This is a detail from Edouard Manet’s Repose (1871), which is now on view at the Metropolitan Museum of Art in “Impressionism, Fashion and Modernity.” The exhibition ostensibly looks at how impressionist painters treated high Parisian fashion, but is really more interesting to think about as how artists began to pivot toward presenting daily life (of the mostly very wealthy) in their work.
This is the second major exhibition to feature Manet’s Repose int he last year. It was included in “Manet: Portraying Life,” the first exhibition devoted to Manet’s portraiture. The exhibition debuted last year at the Toledo Museum of Art (and is now at the Royal Academy in London).
Episode No. 48 of The Modern Art Notes Podcast was all about Manet’s portraiture (and featured particular discussion of Repose and the woman in it: Berthe Morisot).

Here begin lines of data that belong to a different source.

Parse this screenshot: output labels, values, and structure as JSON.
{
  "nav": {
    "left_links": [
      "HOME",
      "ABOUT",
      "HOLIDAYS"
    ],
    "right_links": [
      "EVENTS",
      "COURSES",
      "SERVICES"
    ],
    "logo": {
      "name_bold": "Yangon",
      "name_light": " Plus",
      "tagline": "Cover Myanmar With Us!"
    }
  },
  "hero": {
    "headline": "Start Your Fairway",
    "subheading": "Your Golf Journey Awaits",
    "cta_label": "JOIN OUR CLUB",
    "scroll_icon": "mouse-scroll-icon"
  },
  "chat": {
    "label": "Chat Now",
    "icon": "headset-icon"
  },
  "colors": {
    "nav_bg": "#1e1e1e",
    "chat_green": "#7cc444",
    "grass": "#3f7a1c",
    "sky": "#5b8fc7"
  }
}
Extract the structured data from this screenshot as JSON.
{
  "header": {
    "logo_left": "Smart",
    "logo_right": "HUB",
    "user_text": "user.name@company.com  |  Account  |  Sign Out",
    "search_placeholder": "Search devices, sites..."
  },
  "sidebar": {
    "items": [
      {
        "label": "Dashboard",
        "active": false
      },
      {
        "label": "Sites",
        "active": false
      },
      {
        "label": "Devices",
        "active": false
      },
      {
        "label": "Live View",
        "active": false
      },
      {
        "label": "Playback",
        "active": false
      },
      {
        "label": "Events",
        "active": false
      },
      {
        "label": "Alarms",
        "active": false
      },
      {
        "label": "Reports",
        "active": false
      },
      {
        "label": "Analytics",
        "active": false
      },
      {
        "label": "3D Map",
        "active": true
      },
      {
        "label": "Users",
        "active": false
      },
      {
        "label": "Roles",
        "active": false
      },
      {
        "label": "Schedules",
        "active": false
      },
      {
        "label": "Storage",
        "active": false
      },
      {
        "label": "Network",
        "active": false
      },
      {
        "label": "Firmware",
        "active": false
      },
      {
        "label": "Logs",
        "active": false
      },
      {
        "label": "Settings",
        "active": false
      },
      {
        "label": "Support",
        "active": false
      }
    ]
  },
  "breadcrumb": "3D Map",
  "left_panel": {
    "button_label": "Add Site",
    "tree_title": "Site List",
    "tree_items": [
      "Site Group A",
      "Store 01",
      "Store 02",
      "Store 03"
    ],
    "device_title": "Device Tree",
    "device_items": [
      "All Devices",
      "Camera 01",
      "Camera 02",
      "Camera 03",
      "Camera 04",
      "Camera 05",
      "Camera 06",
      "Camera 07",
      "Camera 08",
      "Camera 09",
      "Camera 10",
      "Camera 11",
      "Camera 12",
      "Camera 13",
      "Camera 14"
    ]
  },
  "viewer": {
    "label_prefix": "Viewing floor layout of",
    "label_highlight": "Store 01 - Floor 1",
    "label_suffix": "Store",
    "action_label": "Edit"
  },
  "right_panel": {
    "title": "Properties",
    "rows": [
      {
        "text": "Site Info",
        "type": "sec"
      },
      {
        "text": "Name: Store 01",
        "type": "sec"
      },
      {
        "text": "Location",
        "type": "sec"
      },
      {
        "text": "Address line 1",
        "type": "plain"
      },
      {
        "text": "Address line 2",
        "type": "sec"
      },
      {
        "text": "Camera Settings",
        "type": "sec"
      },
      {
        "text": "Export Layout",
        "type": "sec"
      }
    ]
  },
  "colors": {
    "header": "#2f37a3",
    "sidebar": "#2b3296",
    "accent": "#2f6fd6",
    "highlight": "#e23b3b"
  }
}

Host Tyler Green’s guests on Episode No. 48 were exhibition co-curator Lawrence Nichols, the senior curator of European and American painting and sculpture before 1900 at Toledo, and Gary Tinterow, the former head of 19th-century, modern and contemporary art at the Metropolitan Museum of Art in New York and now the director of the Museum of Fine Arts, Houston. While at the Met, Tinterow was the curator of the 2002 exhibition “Manet/Velazquez: The French Taste for Spanish Painting.”